This runs insanely slow, and I'm looking for a way to speed it up.
Suggestions?
I don't have a ready solution, however this is how I suggest you approach the problem:
Understand what makes this slow
Find ways to make the critical parts faster
Or, alternatively, find a new approach
Here's the analysis of your code using line profiler:
Timer unit: 1e-06 s
Total time: 0.028074 s
File: <ipython-input-54-ad49822d490b>
Function: foo at line 1
Line # Hits Time Per Hit % Time Line Contents
==============================================================
1 def foo():
2 1 875 875.0 3.1 final = pd.DataFrame()
3 1 302 302.0 1.1 max_date = df['Date'].max()

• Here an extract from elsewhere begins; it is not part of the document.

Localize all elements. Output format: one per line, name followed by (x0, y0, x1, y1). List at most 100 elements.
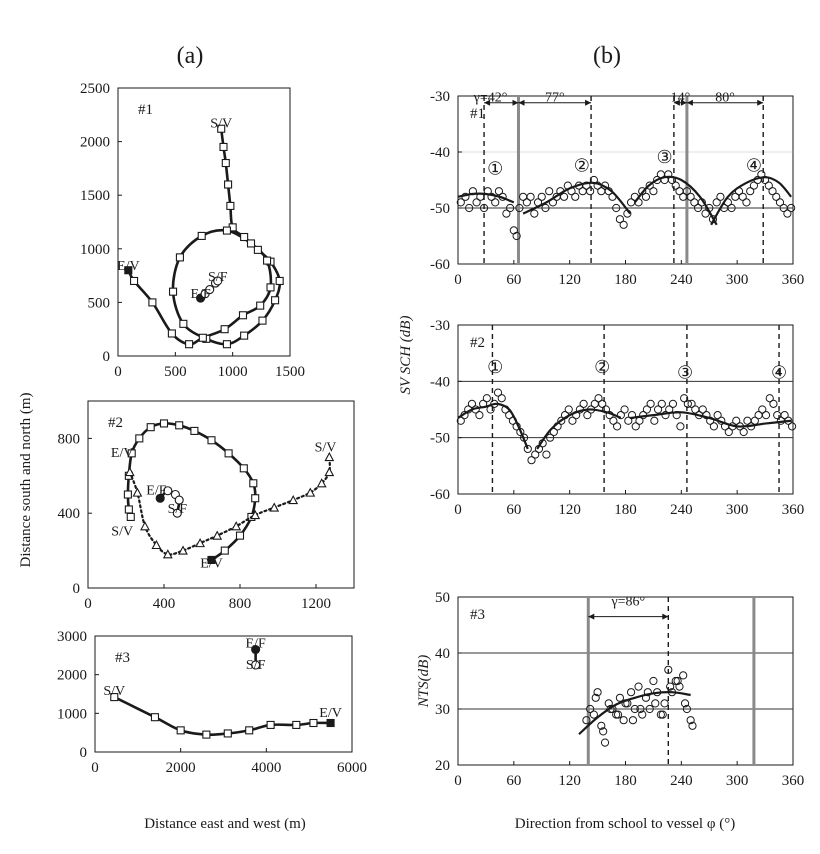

4 3 3343 1114.3 11.9 for name, group in df.groupby(['Attribute_A','Attribute_B']):
5 2 836 418.0 3.0 idx = pd.date_range(group['Date'].min(),
6 2 3601 1800.5 12.8 max_date)
7
8 2 6713 3356.5 23.9 temp = group.set_index('Date').reindex(idx, fill_value=0)

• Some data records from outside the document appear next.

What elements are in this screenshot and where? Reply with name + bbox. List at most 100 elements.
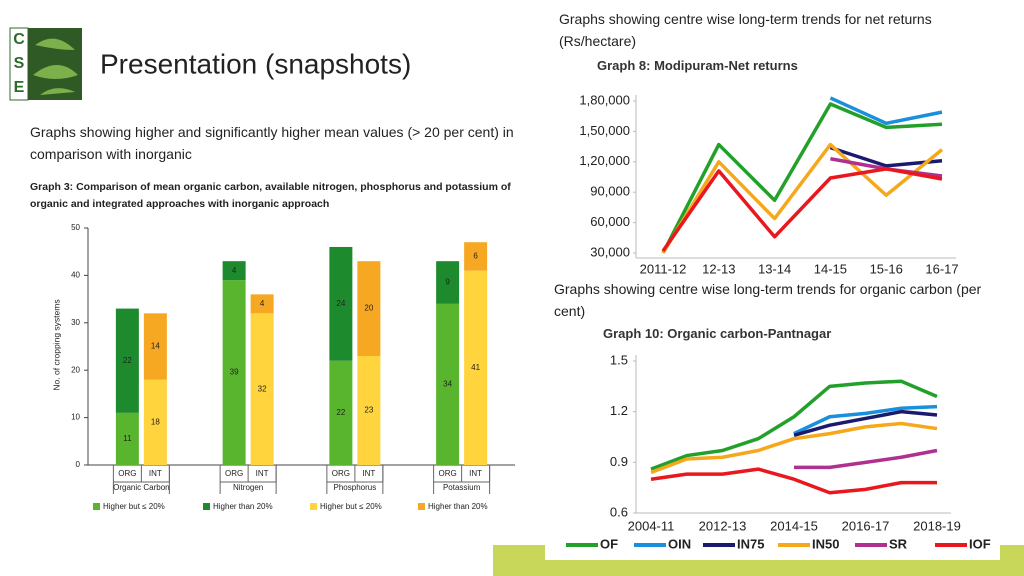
legend-swatch	[418, 503, 425, 510]
data-label: 22	[336, 408, 345, 417]
y-tick-label: 1,50,000	[579, 123, 630, 138]
y-tick-label: 30	[71, 318, 80, 327]
bar-segment	[329, 360, 353, 465]
x-tick-label: INT	[256, 469, 269, 478]
legend-panel	[545, 520, 1000, 560]
legend-label: Higher but ≤ 20%	[320, 502, 382, 511]
x-tick-label: ORG	[225, 469, 243, 478]
y-tick-label: 0.6	[610, 504, 628, 519]
x-tick-label: 2016-17	[842, 518, 890, 533]
bar-segment	[250, 313, 274, 465]
legend-swatch	[93, 503, 100, 510]
legend-label: Higher than 20%	[428, 502, 488, 511]
x-tick-label: 13-14	[758, 261, 791, 276]
line-series	[793, 404, 938, 436]
y-tick-label: 20	[71, 365, 80, 374]
data-label: 39	[230, 368, 239, 377]
legend-label: IOF	[969, 536, 991, 551]
bar-segment	[357, 261, 381, 356]
chart-title: Graph 10: Organic carbon-Pantnagar	[603, 326, 832, 341]
bar-segment	[222, 261, 246, 281]
x-tick-label: ORG	[332, 469, 350, 478]
data-label: 22	[123, 356, 132, 365]
y-axis-label: No. of cropping systems	[51, 299, 61, 390]
data-label: 11	[123, 434, 132, 443]
data-label: 23	[364, 406, 373, 415]
right-caption: Graphs showing centre wise long-term tre…	[554, 281, 982, 319]
line-series	[650, 379, 938, 471]
line-series	[661, 142, 944, 254]
x-tick-label: 14-15	[814, 261, 847, 276]
y-tick-label: 0.9	[610, 454, 628, 469]
bar-segment	[436, 303, 460, 465]
bar-segment	[115, 412, 139, 465]
y-tick-label: 60,000	[590, 214, 630, 229]
y-tick-label: 1.2	[610, 403, 628, 418]
line-series	[661, 167, 943, 252]
legend-label: OIN	[668, 536, 691, 551]
y-tick-label: 50	[71, 223, 80, 232]
line-series	[793, 409, 938, 437]
legend-label: IN75	[737, 536, 764, 551]
data-label: 41	[471, 363, 480, 372]
data-label: 18	[151, 417, 160, 426]
y-tick-label: 90,000	[590, 184, 630, 199]
group-label: Nitrogen	[233, 483, 263, 492]
legend-label: OF	[600, 536, 618, 551]
chart-title: Graph 3: Comparison of mean organic carb…	[30, 181, 511, 210]
x-tick-label: ORG	[118, 469, 136, 478]
group-label: Phosphorus	[334, 483, 377, 492]
y-tick-label: 1.5	[610, 352, 628, 367]
y-tick-label: 0	[76, 460, 81, 469]
legend-swatch	[203, 503, 210, 510]
data-label: 14	[151, 342, 160, 351]
right-caption: Graphs showing centre wise long-term tre…	[559, 11, 932, 49]
bar-segment	[115, 308, 139, 413]
bar-segment	[436, 261, 460, 304]
line-series	[650, 421, 938, 475]
data-label: 4	[232, 266, 237, 275]
x-tick-label: 2004-11	[628, 518, 675, 533]
x-tick-label: 15-16	[870, 261, 903, 276]
y-tick-label: 1,80,000	[579, 92, 630, 107]
logo-letter: S	[14, 55, 25, 72]
left-caption: Graphs showing higher and significantly …	[30, 124, 514, 162]
slide-title: Presentation (snapshots)	[100, 48, 411, 79]
data-label: 9	[445, 278, 450, 287]
bar-segment	[143, 379, 167, 465]
x-tick-label: INT	[149, 469, 162, 478]
bar-segment	[464, 270, 488, 465]
legend-label: IN50	[812, 536, 839, 551]
logo-letter: C	[13, 31, 25, 48]
y-tick-label: 30,000	[590, 244, 630, 259]
x-tick-label: INT	[362, 469, 375, 478]
group-label: Potassium	[443, 483, 481, 492]
x-tick-label: 2014-15	[770, 518, 818, 533]
data-label: 24	[336, 299, 345, 308]
legend-label: SR	[889, 536, 908, 551]
bar-segment	[329, 246, 353, 361]
line-series	[829, 145, 943, 168]
bar-segment	[357, 355, 381, 465]
x-tick-label: ORG	[439, 469, 457, 478]
chart-title: Graph 8: Modipuram-Net returns	[597, 58, 798, 73]
line-series	[794, 448, 938, 470]
bar-segment	[250, 294, 274, 314]
data-label: 34	[443, 380, 452, 389]
x-tick-label: INT	[469, 469, 482, 478]
group-label: Organic Carbon	[113, 483, 169, 492]
bar-segment	[464, 242, 488, 271]
line-series	[829, 96, 943, 126]
data-label: 20	[364, 304, 373, 313]
y-tick-label: 40	[71, 271, 80, 280]
y-tick-label: 10	[71, 413, 80, 422]
line-series	[650, 467, 937, 495]
data-label: 32	[258, 384, 267, 393]
legend-swatch	[310, 503, 317, 510]
x-tick-label: 12-13	[702, 261, 735, 276]
bar-segment	[143, 313, 167, 380]
x-tick-label: 2018-19	[913, 518, 961, 533]
bar-segment	[222, 280, 246, 465]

9 2 1961 980.5 7.0 coeff_var = temp['Value'].std()/temp['Value'].mean()
10 2 10443 5221.5 37.2 final = pd.concat([final, pd.DataFrame({'Attribute_A':[name[0]], 'Attribute_B':[name[1]],'Coeff_Var':[coeff_var]})])
In conclusion, the .reindex and concat statements take 60% of the time.
A first approach that saves 42% of time in my measurement is to collect the data for the final data frame as a list of rows, and create the dataframe as the very last step. Like so:
newdata = []
max_date = df['Date'].max()
for name, group in df.groupby(['Attribute_A','Attribute_B']):
idx = pd.date_range(group['Date'].min(),
max_date)
temp = group.set_index('Date').reindex(idx, fill_value=0)
coeff_var = temp['Value'].std()/temp['Value'].mean()
newdata.append({'Attribute_A': name[0], 'Attribute_B': name[1],'Coeff_Var':coeff_var})
final = pd.DataFrame.from_records(newdata)
Using timeit to measure best execution times I get
your solution: 100 loops, best of 3: 11.5 ms per loop
improved concat: 100 loops, best of 3: 6.67 ms per loop
Details see this ipython notebook
Note: Your mileage may vary - I used the sample data provided in the original post. You should run the line profiler on a subset of your real data - the dominating factor in regards to time use may well be something else then.
I am not sure if my way is faster than the way that you set up, but here goes:
df = pd.DataFrame({'Date': ['1/1/2016', '1/5/2016', '1/2/2016', '1/4/2016', '1/10/2016'],
'Attribute A': ['A', 'A', 'B', 'B', 'B'],
'Attribute B': [1, 1, 1, 1, 1],
'Value': [50, 60, 59, 90, 84]})
unique_attributes = df['Attribute A'].unique()
groups = []
for i in unique_attributes:
subset = df[df['Attribute A'] ==i]
dates = subset['Date'].tolist()
Dates = pd.date_range(dates[0], dates[-1])
subset.set_index('Date', inplace=True)
subset.index = pd.DatetimeIndex(subset.index)
subset = subset.reindex(Dates)
subset['Attribute A'].fillna(method='ffill', inplace=True)
subset['Attribute B'].fillna(method='ffill', inplace=True)
subset['Value'].fillna(0, inplace=True)
groups.append(subset)
result = pd.concat(groups)